In this section you will look at the purpose, layout and decoration of Eighteenth Dynasty tomb-chapels.

Museums all over the world are full of objects from ancient Egypt (Figures 10–12). Some of the large sculptures are from public sites such as temple facades where they would have been seen by many people taking part in the festivals that marked the Egyptian calendar. But most of the smaller sculptures, the wall paintings and even the other kinds of objects from daily life such as jewellery, furniture, utensils and tools – not to mention, of course, coffins and mummies – have been taken from tombs: the burial sites of an elite wealthy enough to command the resources to construct memorials to themselves.

Oval fruit-basket of woven palm fibre with lid; contains figs and dates
© Trustees of the British Museum
Figure 10 Oval fruit-basket of woven palm fibre with lid; contains figs and dates (EA 5396)
Wooden cosmetic-spoon
© Trustees of the British Museum
Figure 11 Wooden cosmetic-spoon (EA 5954)
Ivory scribal palette bearing rough Hieratic jottings in black ink
© Trustees of the British Museum
Figure 12 Ivory scribal palette bearing rough Hieratic jottings in black ink (EA 5524)

The fact that so much of this material comes from tombs means it has a peculiar status. Those objects that have come from the burial chamber itself, such as goods to accompany the deceased on his journey through the underworld, were not meant to be seen again by human eyes. The most well-known of these caches came, of course, from the tomb of Tutankhamun.

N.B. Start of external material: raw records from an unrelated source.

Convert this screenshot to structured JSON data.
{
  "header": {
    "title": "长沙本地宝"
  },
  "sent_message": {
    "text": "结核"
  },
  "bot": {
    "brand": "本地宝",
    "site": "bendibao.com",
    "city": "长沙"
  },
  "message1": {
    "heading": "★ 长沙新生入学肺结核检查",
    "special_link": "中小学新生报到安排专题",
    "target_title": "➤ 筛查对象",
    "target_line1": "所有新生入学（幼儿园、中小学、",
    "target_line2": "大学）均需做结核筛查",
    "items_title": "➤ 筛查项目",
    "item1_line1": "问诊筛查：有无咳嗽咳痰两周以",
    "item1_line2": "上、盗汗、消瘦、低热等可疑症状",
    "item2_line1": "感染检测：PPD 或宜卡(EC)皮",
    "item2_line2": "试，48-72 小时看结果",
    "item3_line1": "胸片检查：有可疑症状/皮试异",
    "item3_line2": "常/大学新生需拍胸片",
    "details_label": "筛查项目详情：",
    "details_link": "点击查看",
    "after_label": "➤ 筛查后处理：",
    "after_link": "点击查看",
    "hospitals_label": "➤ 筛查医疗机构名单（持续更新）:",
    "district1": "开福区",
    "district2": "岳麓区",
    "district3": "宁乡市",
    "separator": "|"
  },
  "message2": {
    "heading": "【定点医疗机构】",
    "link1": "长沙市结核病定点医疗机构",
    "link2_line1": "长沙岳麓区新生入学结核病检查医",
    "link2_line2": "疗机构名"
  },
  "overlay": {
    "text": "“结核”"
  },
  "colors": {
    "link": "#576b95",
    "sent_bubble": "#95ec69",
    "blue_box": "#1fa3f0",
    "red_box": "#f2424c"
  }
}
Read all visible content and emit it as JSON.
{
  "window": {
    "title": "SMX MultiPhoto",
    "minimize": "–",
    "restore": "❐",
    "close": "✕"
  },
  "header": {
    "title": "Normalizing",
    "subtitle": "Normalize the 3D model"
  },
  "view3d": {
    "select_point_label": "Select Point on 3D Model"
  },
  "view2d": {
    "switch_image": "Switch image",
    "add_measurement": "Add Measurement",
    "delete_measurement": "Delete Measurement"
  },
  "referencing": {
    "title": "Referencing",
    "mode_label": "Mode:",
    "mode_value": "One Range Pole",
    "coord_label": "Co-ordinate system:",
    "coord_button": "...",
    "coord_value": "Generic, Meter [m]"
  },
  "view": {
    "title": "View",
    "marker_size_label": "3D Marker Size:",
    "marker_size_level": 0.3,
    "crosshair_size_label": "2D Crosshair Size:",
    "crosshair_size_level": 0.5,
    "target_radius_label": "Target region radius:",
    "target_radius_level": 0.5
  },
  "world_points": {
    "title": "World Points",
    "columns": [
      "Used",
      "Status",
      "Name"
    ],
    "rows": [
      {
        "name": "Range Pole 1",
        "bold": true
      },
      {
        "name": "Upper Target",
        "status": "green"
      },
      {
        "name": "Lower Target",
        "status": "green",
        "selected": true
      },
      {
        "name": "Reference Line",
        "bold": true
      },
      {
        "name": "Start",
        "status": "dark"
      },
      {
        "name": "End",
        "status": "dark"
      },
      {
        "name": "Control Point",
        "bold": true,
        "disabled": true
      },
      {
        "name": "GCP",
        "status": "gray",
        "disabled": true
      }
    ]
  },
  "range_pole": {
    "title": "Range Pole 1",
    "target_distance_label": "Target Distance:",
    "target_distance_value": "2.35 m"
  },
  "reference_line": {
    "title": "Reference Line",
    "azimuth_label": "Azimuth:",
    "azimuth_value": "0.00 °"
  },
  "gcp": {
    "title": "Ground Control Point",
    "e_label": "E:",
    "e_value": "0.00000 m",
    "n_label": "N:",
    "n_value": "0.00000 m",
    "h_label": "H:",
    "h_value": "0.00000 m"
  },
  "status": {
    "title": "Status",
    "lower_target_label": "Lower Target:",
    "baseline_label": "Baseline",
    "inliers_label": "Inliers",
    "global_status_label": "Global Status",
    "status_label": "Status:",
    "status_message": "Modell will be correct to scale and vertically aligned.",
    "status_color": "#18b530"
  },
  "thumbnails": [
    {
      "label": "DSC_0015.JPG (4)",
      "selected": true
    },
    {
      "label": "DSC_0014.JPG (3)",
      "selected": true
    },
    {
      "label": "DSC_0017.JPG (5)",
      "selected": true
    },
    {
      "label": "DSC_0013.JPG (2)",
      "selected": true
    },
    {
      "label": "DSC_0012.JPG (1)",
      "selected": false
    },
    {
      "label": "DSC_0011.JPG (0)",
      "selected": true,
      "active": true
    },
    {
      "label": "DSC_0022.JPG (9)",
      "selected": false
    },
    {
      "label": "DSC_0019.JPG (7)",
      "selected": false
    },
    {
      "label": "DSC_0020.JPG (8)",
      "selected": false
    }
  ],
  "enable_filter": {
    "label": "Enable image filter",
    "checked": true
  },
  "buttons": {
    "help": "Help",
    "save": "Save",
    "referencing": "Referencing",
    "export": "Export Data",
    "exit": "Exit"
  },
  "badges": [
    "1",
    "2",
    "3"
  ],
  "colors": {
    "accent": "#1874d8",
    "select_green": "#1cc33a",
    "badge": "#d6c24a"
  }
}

A good part of the allure of ancient Egypt comes from this resurrected gold: jewels, funerary masks, coffins and so forth. Because of the power of this legend of the Egyptian tomb, exemplified above all by Tutankhamun, there can be misunderstanding about Egyptian art. No less a figure than Gombrich, in his canonical Story of Art, writes, directly underneath an illustration of one of the paintings from Nebamun's tomb, that this was ‘an art which was meant to be seen by no-one but the dead man’s soul’. But the tombs themselves, concealed underground and never meant to be opened again, were only part of an enterprise that included a much more public dimension: than that of the tomb-chapel. Decorations such as those from the tomb-chapel of Nebamun were very much meant to be seen. They were in fact a focal point for gatherings of relatives and friends, a hinge almost, between life in this world and eternal life, carrying great responsibility for the success of the transition.